Jamie Morton is the NZ Herald's science reporter.

Red tape blocks new life after slaying tragedy

Immigration officials refuse to allow new wife to live here

Dev Sangha hoped that a new love and a new life would help him after the slaying of his family three years ago.

But the former taxi driver fears that hope may be lost after officials rejected his new wife's application to live in New Zealand.

Associate Immigration Minister Nikki Kaye has intervened and is reviewing the case.

Mr Sangha is desperate to bring from India the woman who he says has guided him through the pain and darkness lingering from the murder of his wife Ravneet and 2-year-old daughter Anna.

He remained stunned that, despite his ordeal, a recent policy change meant he could not sponsor a third partner for a visa.

"It's not her fault. Why does she have to live away from her husband when she hasn't done any crimes?" a frustrated Mr Sangha told the Weekend Herald.

He could not understand why his tragic circumstances could not demand leniency.

"Nobody can tell what is going to happen tomorrow, or what God is going to do to them," Mr Sangha said.

On June 4, 2010, he was visiting relatives in India when Deepak Nagpal, a boarder at the family home in Tauranga, stabbed his wife and daughter to death in what would be described as a determined, frenzied, violent and sustained attack.

Mr Sangha was standing in the middle of a crowded Hong Kong airport when he received the call on his cellphone.

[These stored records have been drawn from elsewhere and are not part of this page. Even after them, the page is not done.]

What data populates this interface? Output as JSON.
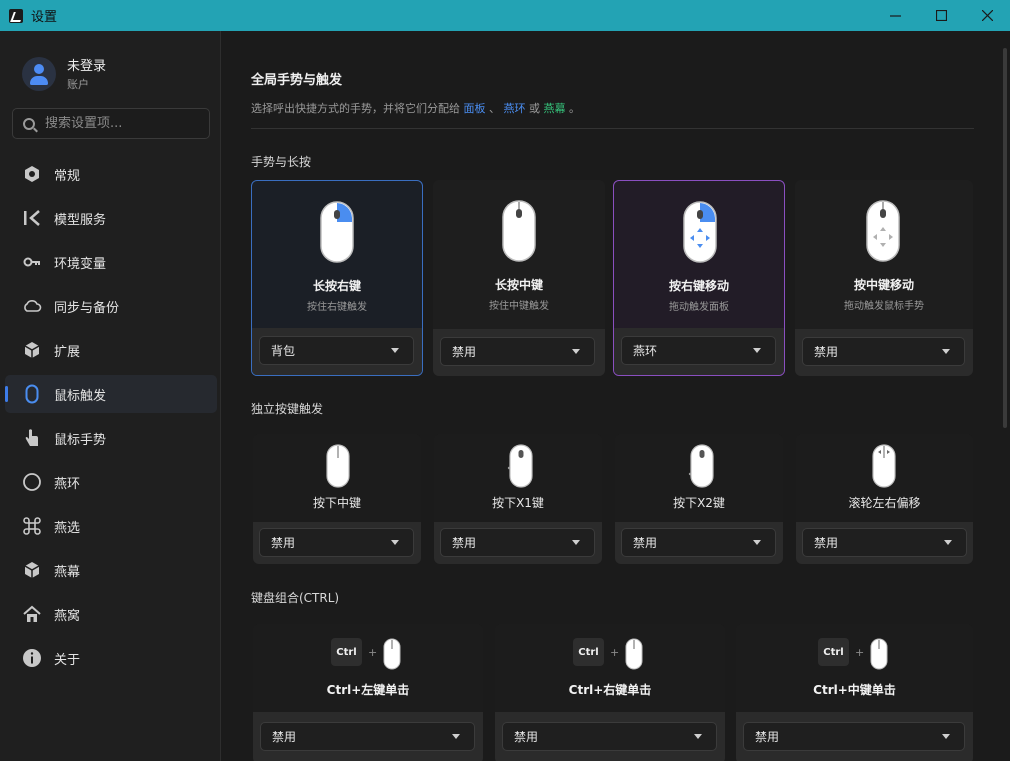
{
  "window": {
    "title": "设置",
    "controls": [
      "minimize",
      "maximize",
      "close"
    ]
  },
  "account": {
    "name": "未登录",
    "subtitle": "账户"
  },
  "search": {
    "placeholder": "搜索设置项..."
  },
  "nav": [
    {
      "label": "常规",
      "icon": "hexagon-icon"
    },
    {
      "label": "模型服务",
      "icon": "model-icon"
    },
    {
      "label": "环境变量",
      "icon": "key-icon"
    },
    {
      "label": "同步与备份",
      "icon": "cloud-icon"
    },
    {
      "label": "扩展",
      "icon": "cube-icon"
    },
    {
      "label": "鼠标触发",
      "icon": "mouse-icon",
      "active": true
    },
    {
      "label": "鼠标手势",
      "icon": "hand-pointer-icon"
    },
    {
      "label": "燕环",
      "icon": "circle-icon"
    },
    {
      "label": "燕选",
      "icon": "command-icon"
    },
    {
      "label": "燕幕",
      "icon": "box-icon"
    },
    {
      "label": "燕窝",
      "icon": "home-icon"
    },
    {
      "label": "关于",
      "icon": "info-icon"
    }
  ],
  "main": {
    "title": "全局手势与触发",
    "desc_prefix": "选择呼出快捷方式的手势，并将它们分配给 ",
    "link_panel": "面板",
    "sep1": " 、 ",
    "link_ring": "燕环",
    "sep2": " 或 ",
    "link_screen": "燕幕",
    "desc_suffix": " 。",
    "accent_blue": "#4a8df0",
    "accent_green": "#35c27a",
    "sections": {
      "gestures": {
        "title": "手势与长按",
        "cards": [
          {
            "title": "长按右键",
            "sub": "按住右键触发",
            "value": "背包",
            "selected": "blue"
          },
          {
            "title": "长按中键",
            "sub": "按住中键触发",
            "value": "禁用"
          },
          {
            "title": "按右键移动",
            "sub": "拖动触发面板",
            "value": "燕环",
            "selected": "purple"
          },
          {
            "title": "按中键移动",
            "sub": "拖动触发鼠标手势",
            "value": "禁用"
          }
        ]
      },
      "buttons": {
        "title": "独立按键触发",
        "cards": [
          {
            "label": "按下中键",
            "value": "禁用"
          },
          {
            "label": "按下X1键",
            "value": "禁用"
          },
          {
            "label": "按下X2键",
            "value": "禁用"
          },
          {
            "label": "滚轮左右偏移",
            "value": "禁用"
          }
        ]
      },
      "keyboard": {
        "title": "键盘组合(CTRL)",
        "key_label": "Ctrl",
        "plus": "+",
        "cards": [
          {
            "title": "Ctrl+左键单击",
            "value": "禁用"
          },
          {
            "title": "Ctrl+右键单击",
            "value": "禁用"
          },
          {
            "title": "Ctrl+中键单击",
            "value": "禁用"
          }
        ]
      }
    }
  }
}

"I lost everything," he said this week. "If I look back from today ... my daughter should be turning 5 and going to primary school."

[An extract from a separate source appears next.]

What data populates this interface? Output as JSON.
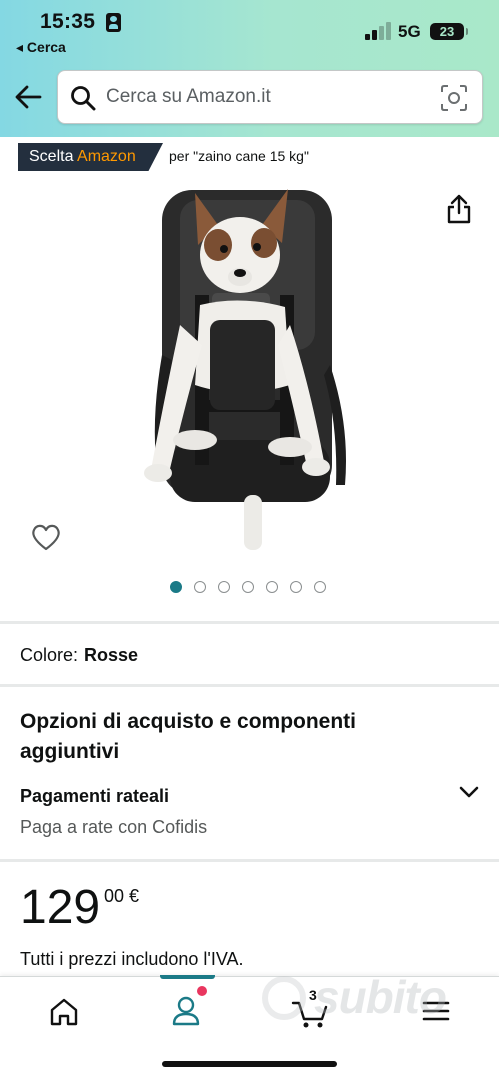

He fell into a deep depression after the murders. He would be found crying alone, and sympathetic workmates would come and take him into town at night.

"I was missing (my family) a lot, and they were urging me to find another woman ... to marry and to move ahead with life ... and I didn't really want to."

Weeks after starting work again in 2011, he was attacked by five people when he refused to give them a free ride.

With little money, he returned to India in August that year.

His family began introducing him to women but it was a friend of his cousin Amar with whom he found a special connection.

Over two days, he poured his heart out to her. "I found she was the right lady for me ... and we fell in love."

Their families arranged their marriage, and they were soon engaged with a plan to settle in Tauranga together.

The couple applied for a visa for Mrs Sangha under a partnership-based application, with Mr Sangha acting as a sponsor.

She applied from India, while he travelled back to New Zealand and was interviewed over the phone.

He supplied Immigration New Zealand with his former wife's death certificate - and even provided newspaper clippings about the murder as proof of the tragedy.

Mr Sangha said he was uncomfortable with some of the questions he was asked, which touched on the circumstances of the murders, but gave answers.

But this year, Immigration New Zealand told his wife her application had been turned down, apparently because Mr Sangha was sponsoring a wife for the third time.

It acknowledged that he would not have had to do so had his second wife not been murdered.

A letter from the department to Mrs Sangha said: "Your application does not meet the relevant immigration instructions as Dev Sangha would also not be able to sponsor your residence application under partnership as he would not be an eligible sponsor under residence instructions either, hence not eligible for an exception."

They were told they could apply again if they wished.

Mr Sangha called the decision "ridiculous".

"What can I do now? People are telling me to go to Australia but I love New Zealand. I've been here the last 18 years ... this is my life.

"Why should I go to Australia? I'm a New Zealander ... I should have the right to bring my wife here."

"I've spent 18 months working hard, paying taxes ... why is it my fault?"

He felt guilty that his wife was stranded in India, and the closest the couple got was daily phone calls.

If he had known what she would have to go through, he said he would have even spared her the trouble by breaking off their engagement.

But she never blamed him.

"She's very happy to have me as a husband, but she feels sad for me because she knows what hell I've been through ... she always says, 'I'm sorry I'm not there to support you."

Mr Sangha, who is working in the kiwifruit industry and plans to save enough to buy another taxi, said he had not given up all hope that his wife could one day join him in Tauranga.

He has appealed to local MP Simon Bridges, and has been supported with letters from numerous friends, the Supreme Sikh Council of New Zealand and the Bay of Plenty Cricket Association.

"I'm really happy, but I'm sad because she's not here with me physically. But mentally ... she's always with me."

Representatives of Ms Kaye and for Immigration New Zealand said no comment could be made while an inquiry was in progress.